Gate of Divine Might in the Forbidden City in November 2018. The view includes the moat and the outer walls.

Gate of Divine Prowess

architecturehistoryforbidden-citygates
3 min read

Every palace needs a back door. At the Forbidden City, that back door is the Gate of Divine Prowess, the massive northern portal where the grandeur of the imperial complex meets the city beyond. While tourists today stream through the southern Meridian Gate and exit here, walking out beneath its imposing tower toward Jingshan Hill, the gate's history reveals the social hierarchies that governed every threshold in the palace. This was not the emperor's entrance. This was the gate for workers, servants, and women whose futures hung on a selection process they did not choose.

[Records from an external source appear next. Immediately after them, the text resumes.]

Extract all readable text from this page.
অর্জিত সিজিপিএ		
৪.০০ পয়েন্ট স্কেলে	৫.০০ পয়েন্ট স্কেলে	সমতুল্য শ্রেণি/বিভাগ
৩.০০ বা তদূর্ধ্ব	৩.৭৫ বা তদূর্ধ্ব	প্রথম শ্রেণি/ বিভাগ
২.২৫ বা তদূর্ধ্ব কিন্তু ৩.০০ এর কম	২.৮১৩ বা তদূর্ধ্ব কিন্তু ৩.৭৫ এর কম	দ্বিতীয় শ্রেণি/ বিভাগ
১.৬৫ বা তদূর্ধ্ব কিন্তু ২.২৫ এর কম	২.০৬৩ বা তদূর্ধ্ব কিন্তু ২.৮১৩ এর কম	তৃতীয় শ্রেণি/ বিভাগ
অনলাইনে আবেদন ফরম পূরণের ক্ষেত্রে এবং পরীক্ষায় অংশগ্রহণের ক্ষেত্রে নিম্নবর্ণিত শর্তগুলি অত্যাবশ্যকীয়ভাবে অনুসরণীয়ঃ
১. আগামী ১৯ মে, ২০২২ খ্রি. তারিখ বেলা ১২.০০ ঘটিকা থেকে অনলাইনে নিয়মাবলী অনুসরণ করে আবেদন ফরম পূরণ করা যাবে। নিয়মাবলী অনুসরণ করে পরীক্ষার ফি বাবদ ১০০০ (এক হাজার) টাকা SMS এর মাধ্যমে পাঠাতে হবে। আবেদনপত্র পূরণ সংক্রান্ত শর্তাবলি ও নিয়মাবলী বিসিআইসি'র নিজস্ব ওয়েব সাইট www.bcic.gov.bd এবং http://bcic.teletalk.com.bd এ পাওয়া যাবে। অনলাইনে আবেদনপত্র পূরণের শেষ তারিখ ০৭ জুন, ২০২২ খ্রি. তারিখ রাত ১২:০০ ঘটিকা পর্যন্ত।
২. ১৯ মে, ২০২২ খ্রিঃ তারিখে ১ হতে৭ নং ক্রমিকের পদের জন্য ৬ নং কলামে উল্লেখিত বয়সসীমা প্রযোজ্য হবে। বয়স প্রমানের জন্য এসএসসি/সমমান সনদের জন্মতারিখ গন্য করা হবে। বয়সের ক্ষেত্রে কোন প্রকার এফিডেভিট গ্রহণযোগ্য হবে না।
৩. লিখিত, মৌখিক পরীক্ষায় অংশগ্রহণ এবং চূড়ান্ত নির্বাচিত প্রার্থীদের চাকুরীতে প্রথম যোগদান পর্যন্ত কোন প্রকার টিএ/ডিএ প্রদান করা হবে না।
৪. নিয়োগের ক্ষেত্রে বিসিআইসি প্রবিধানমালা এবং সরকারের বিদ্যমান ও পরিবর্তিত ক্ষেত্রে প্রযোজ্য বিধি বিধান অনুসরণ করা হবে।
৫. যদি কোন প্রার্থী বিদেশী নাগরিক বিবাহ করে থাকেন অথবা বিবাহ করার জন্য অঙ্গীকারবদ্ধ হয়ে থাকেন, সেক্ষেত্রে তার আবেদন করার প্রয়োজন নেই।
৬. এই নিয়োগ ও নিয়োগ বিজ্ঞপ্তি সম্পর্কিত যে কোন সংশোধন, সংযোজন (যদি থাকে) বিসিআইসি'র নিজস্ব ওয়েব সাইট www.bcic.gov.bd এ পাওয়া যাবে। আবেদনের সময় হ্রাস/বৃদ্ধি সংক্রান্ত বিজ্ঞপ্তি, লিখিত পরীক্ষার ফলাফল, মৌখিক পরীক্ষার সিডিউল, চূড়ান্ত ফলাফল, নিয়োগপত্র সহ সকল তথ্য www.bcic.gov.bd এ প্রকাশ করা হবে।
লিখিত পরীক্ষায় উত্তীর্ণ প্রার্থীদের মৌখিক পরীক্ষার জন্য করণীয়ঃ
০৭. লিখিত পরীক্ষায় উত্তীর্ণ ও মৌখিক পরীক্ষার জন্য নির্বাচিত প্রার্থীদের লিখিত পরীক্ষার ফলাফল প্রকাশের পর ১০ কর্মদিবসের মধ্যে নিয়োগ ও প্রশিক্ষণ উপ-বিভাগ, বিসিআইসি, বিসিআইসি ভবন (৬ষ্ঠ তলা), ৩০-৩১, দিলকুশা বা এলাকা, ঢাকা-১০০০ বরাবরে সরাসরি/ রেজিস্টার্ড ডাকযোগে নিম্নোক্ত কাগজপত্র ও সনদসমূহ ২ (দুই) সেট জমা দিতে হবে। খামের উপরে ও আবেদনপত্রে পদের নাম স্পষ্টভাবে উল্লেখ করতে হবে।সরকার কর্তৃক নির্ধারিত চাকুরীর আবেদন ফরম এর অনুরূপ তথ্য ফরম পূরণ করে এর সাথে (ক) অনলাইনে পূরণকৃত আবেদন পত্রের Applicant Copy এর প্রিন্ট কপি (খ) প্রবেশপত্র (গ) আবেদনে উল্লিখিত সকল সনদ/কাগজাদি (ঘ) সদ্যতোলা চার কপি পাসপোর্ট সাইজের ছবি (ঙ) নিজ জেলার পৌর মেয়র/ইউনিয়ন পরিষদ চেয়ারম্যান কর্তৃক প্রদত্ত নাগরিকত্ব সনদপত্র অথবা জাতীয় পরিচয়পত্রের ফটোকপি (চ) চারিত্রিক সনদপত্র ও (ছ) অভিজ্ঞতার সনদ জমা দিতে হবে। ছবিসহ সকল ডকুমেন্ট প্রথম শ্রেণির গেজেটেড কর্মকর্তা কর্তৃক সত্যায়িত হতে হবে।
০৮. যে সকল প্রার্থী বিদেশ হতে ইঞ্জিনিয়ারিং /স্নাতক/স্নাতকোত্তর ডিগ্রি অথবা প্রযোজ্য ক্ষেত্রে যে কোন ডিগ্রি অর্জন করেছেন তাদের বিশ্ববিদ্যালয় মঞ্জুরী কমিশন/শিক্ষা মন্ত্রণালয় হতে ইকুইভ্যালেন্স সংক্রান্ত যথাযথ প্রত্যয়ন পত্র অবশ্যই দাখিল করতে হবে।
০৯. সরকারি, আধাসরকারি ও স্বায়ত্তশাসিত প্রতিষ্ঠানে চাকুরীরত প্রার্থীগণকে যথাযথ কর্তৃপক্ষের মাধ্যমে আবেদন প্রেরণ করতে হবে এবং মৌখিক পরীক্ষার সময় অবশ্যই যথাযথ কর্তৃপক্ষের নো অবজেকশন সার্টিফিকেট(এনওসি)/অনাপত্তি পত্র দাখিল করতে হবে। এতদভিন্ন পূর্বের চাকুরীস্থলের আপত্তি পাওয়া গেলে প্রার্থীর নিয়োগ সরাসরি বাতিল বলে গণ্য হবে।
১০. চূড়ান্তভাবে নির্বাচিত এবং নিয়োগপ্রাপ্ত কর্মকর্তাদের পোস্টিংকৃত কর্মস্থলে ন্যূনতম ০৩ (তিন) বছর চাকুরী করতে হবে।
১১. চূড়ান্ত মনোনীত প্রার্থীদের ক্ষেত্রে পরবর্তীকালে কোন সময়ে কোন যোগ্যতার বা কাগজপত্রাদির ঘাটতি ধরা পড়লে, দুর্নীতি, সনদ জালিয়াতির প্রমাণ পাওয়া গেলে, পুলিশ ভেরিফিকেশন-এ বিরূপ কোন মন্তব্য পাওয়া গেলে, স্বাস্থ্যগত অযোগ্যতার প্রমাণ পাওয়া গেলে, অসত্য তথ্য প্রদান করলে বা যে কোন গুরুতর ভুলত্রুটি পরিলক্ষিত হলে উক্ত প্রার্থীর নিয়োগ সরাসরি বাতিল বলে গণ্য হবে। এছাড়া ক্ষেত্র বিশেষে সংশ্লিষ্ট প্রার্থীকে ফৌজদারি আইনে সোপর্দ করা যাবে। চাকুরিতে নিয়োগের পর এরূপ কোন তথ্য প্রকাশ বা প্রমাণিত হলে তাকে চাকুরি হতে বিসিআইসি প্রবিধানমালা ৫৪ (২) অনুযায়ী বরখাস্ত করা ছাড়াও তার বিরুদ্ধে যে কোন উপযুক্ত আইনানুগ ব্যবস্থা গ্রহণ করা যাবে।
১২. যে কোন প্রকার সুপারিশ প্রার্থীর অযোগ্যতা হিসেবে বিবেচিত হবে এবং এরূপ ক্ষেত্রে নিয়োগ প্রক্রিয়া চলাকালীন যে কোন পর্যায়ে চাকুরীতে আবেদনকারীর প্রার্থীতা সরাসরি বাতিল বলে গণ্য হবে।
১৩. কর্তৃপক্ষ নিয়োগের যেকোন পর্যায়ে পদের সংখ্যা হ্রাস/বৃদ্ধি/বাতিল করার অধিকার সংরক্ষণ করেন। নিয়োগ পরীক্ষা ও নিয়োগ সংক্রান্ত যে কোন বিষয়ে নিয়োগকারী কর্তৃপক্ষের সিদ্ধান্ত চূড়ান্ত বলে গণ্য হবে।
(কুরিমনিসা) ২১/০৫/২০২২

The Tortoise and the Taboo

When the gate was built in 1420, during the eighteenth year of the Yongle Emperor's reign, it bore the name Black Tortoise Gate -- Xuanwu Men -- after the divine guardian of the north in Chinese cosmology. The Black Tortoise, one of the Four Symbols representing cardinal directions, was a fitting patron for a northern gate. But when the Kangxi Emperor of the Qing dynasty ascended the throne, a problem emerged. His birth name, Xuanye, shared the character xuan with the gate's name. Chinese naming taboo demanded that the character of a reigning emperor's name be avoided in all public usage. The gate was quietly renamed the Gate of Divine Might, purging the offending character while preserving the martial dignity appropriate to a palace entrance.

Threshold of Hidden Lives

The Gate of Divine Prowess served as the palace's service entrance in the fullest sense. Palace workers -- the army of laborers, cooks, and craftspeople who kept the vast complex functioning -- passed through here rather than through the ceremonial southern gates reserved for officials and the emperor himself. More poignantly, women being sent into the palace for selection as imperial concubines also entered through this gate. For many of these women, crossing the threshold of the Gate of Divine Prowess was a one-way passage into a world of gilded confinement, where rank, favor, and survival depended on the emperor's attention. The gate's imposing mass, spanning the full width of the northern wall with its watchtower rising above the moat, offered no hint of what waited inside.

A Gate, Not a Battlefield

One persistent confusion deserves clearing up. The Xuanwu Gate Incident -- a famous palace coup in Chinese history -- shares part of this gate's original name but occurred at an entirely different location, in an entirely different dynasty. That violent power struggle took place during the Tang dynasty in the seventh century, when the capital was Chang'an, more than a thousand kilometers to the southwest. By the time Beijing's Black Tortoise Gate was built, the Tang dynasty had been gone for five hundred years. Today, visitors exiting through the Gate of Divine Prowess step onto the street facing the southern slope of Jingshan Park, where the artificial hill built from the excavated moat earth offers one of the finest panoramic views back over the golden rooftops of the palace they just left behind.

From the Air

Located at 39.9209N, 116.3904E on the north side of the Forbidden City in central Beijing. The gate sits directly south of Jingshan Park's artificial hill. From the air, it marks the northern boundary of the Forbidden City's rectangular compound. The moat running along the outer wall is visible as a continuous water feature. Beijing Capital International Airport (ZBAA) lies approximately 28 km to the northeast. Best viewed at 1,500-3,000 ft AGL.